Reconstructing solar wind inhomogeneous structures from stereoscopic observations in white-light: Small transients along the Sun-Earth line

TL;DR

This paper introduces a new correlation-based method to automatically identify and analyze small-scale transients in the solar wind using stereoscopic white-light observations, revealing their periodicity and relation to solar structures.

Contribution

A novel automated correlation analysis technique for reconstructing inhomogeneous solar wind structures from stereoscopic images.

Findings

Small-scale transients are more frequent than large-scale ones by at least a factor of 2.

A 27-day periodic pattern of transients aligns with solar rotation and magnetic structures.

Small transients diffuse into the background solar wind within about 40 Rs.

Abstract

The Heliospheric Imagers (HI) on board the two spacecraft of the Solar Terrestrial Relations Observatory (STEREO) provided white-light images of transients in the solar wind from dual perspectives from 2007 to 2014. In this paper, we develop a new method to identify and locate the transients automatically from simultaneous images from the two inner telescopes, known as HI-1, based on a correlation analysis.
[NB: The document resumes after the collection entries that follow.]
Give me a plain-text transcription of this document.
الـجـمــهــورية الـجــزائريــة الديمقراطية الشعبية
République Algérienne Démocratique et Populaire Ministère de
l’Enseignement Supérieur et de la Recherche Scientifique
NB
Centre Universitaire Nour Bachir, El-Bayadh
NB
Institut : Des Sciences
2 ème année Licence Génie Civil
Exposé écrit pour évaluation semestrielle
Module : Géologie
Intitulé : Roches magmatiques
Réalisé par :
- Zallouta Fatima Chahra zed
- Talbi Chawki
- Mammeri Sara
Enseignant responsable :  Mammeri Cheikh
Correlation coefficient (cc) maps along the Sun-Earth line are constructed for the period from 1 Jan 2010 to 28 Feb 2011. From the maps, transients propagating along the Sun-Earth line are identified, and a 27-day periodic pattern is revealed, especially for small-scale transients. Such a periodicity in the transient pattern is consistent with the rotation of the Sun's global magnetic structure and the periodic crossing of the streamer structures and slow solar wind across the Sun-Earth line, and this substantiates the reliability of our method and the high degree of association between the small-scale transients of the slow solar wind and the coronal streamers. Besides, it is suggested by the cc map that small-scale transients along the Sun-Earth line are more frequent than large-scale transients by a factor of at least 2, and that they quickly diffused into background solar wind within about 40 Rs in terms of the signal-to-noise ratio of white-light emissions. The method provides a new tool to reconstruct inhomogeneous structures in the heliosphere from multiple perspectives.